Storm and Steel (The Book of the Black Earth)
by Jon Sprunk
Cover Artist: Jason Chan
Review by Scott Harkless
Pyr Paperback ISBN/ITEM#: 9781633880108
Date: 02 June 2015 List Price $18.00 Amazon US / Amazon UK
Horace held power over life and death, as well as an order from an exotic queen to crush a rebellion. Yet Horace had been a slave, he knew what horrors the slaves rebelled against. Storm and Steel is the second book of the Black Earth series (following Blood and Iron) by Jon Sprunk. This is primarily a high fantasy focused on a character named Horace, who was a shipwright who after having been shipwrecked across a great sea has discovered great magical power and been appointed First Sword to the Queen of this new land.
Our hero has an interesting dilemma as he has both political and magical power. His use of this power is often at odds with his moral character, and in many ways this is your central conflict in this story. The interesting part about this is that most of the conflict between the Queen's realistic desire to require the slave rebellion put down, and Horace's desire for a peaceful resolution to the conflict are equally understandable. Things are complicated by the diverse desires of the rebels themselves, and the machinations of plotting noblemen.
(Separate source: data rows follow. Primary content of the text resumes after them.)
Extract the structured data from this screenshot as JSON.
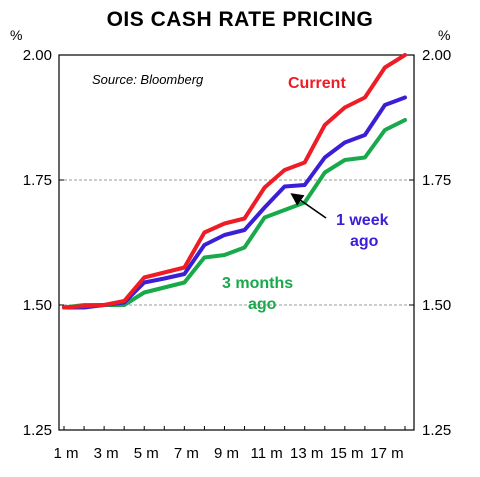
{
  "chart_data": {
    "type": "line",
    "title": "OIS CASH RATE PRICING",
    "y_unit_left": "%",
    "y_unit_right": "%",
    "source": "Source: Bloomberg",
    "ylim": [
      1.25,
      2.0
    ],
    "yticks": [
      "1.25",
      "1.50",
      "1.75",
      "2.00"
    ],
    "x_tick_labels": [
      "1 m",
      "3 m",
      "5 m",
      "7 m",
      "9 m",
      "11 m",
      "13 m",
      "15 m",
      "17 m"
    ],
    "grid": {
      "horizontal_dashed_at": [
        1.75,
        1.5
      ]
    },
    "x": [
      1,
      2,
      3,
      4,
      5,
      6,
      7,
      8,
      9,
      10,
      11,
      12,
      13,
      14,
      15,
      16,
      17,
      18
    ],
    "series": [
      {
        "name": "Current",
        "color": "#ee1c25",
        "values": [
          1.495,
          1.498,
          1.5,
          1.508,
          1.555,
          1.565,
          1.575,
          1.645,
          1.663,
          1.673,
          1.735,
          1.77,
          1.785,
          1.86,
          1.895,
          1.915,
          1.975,
          2.0
        ]
      },
      {
        "name": "1 week ago",
        "color": "#3b1fd6",
        "values": [
          1.495,
          1.495,
          1.5,
          1.505,
          1.545,
          1.553,
          1.562,
          1.62,
          1.64,
          1.65,
          1.695,
          1.737,
          1.74,
          1.795,
          1.825,
          1.84,
          1.9,
          1.915
        ]
      },
      {
        "name": "3 months ago",
        "color": "#17a94a",
        "values": [
          1.495,
          1.5,
          1.5,
          1.5,
          1.525,
          1.535,
          1.545,
          1.595,
          1.6,
          1.615,
          1.675,
          1.69,
          1.705,
          1.765,
          1.79,
          1.795,
          1.85,
          1.87
        ]
      }
    ],
    "annotations": {
      "current": "Current",
      "week_line1": "1 week",
      "week_line2": "ago",
      "months_line1": "3 months",
      "months_line2": "ago"
    }
  }
}
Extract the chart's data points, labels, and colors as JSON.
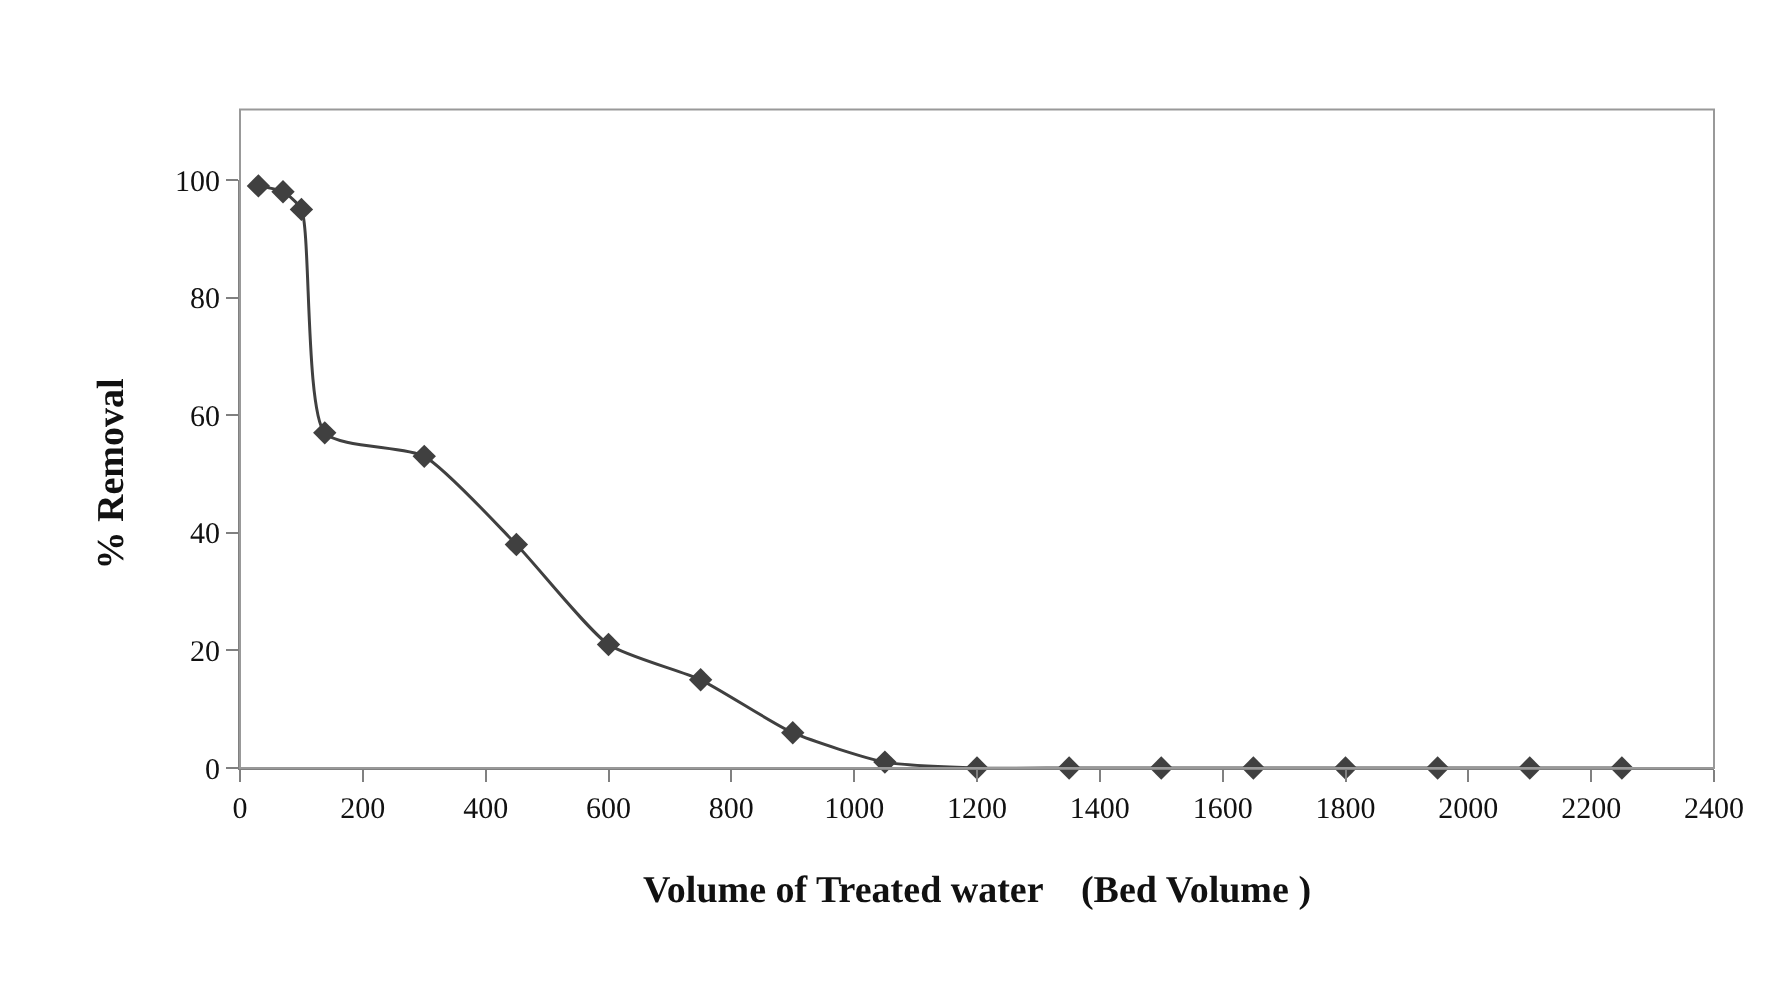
{
  "chart_data": {
    "type": "line",
    "xlabel": "Volume of Treated water    (Bed Volume )",
    "ylabel": "% Removal",
    "x": [
      30,
      70,
      100,
      138,
      300,
      450,
      600,
      750,
      900,
      1050,
      1200,
      1350,
      1500,
      1650,
      1800,
      1950,
      2100,
      2250
    ],
    "series": [
      {
        "color": "#404040",
        "values": [
          99,
          98,
          95,
          57,
          53,
          38,
          21,
          15,
          6,
          1,
          0,
          0,
          0,
          0,
          0,
          0,
          0,
          0
        ]
      }
    ],
    "xlim": [
      0,
      2400
    ],
    "xticks": [
      0,
      200,
      400,
      600,
      800,
      1000,
      1200,
      1400,
      1600,
      1800,
      2000,
      2200,
      2400
    ],
    "ylim": [
      0,
      100
    ],
    "yticks": [
      0,
      20,
      40,
      60,
      80,
      100
    ],
    "legend": false,
    "marker": "diamond",
    "line_style": "solid"
  }
}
Where this book is strong is in its mix of intrigue and action. There is enough to keep you wondering on a chapterly basis what is going to happen next, and the scenes with the rebels in particular are full of fast paced action. Your characterization is fairly good, although the main character could use a foil in close proximity in his sections for him to interact with. Of particular note are the genuinely sweet and interesting interactions between the rebellion warrior Jerome and his lover, the rebellion leader. Their interplay can be quite entertaining.
This is definitely a middle book though. The book follows middle part story structure fairly soundly in that it destroys the status quo from the end of the first book and shakes up the situation for the beginning of the third book. If that were a weakness, it would be in the difficulty a new reader may have in approaching this series. Very little of the previous story is explained, and one often may feel a little lost if the previous story is not fresh in one's mind.
Over all Storm and Steel is a lot of fun, and might not be a bad choice for someone looking for a high fantasy with intrigue and moral complexity. This book might be a good read for a fan of Roger Zelazny, George R.R. Martin, or anyone who likes the mystery of magic mixed with intrigue.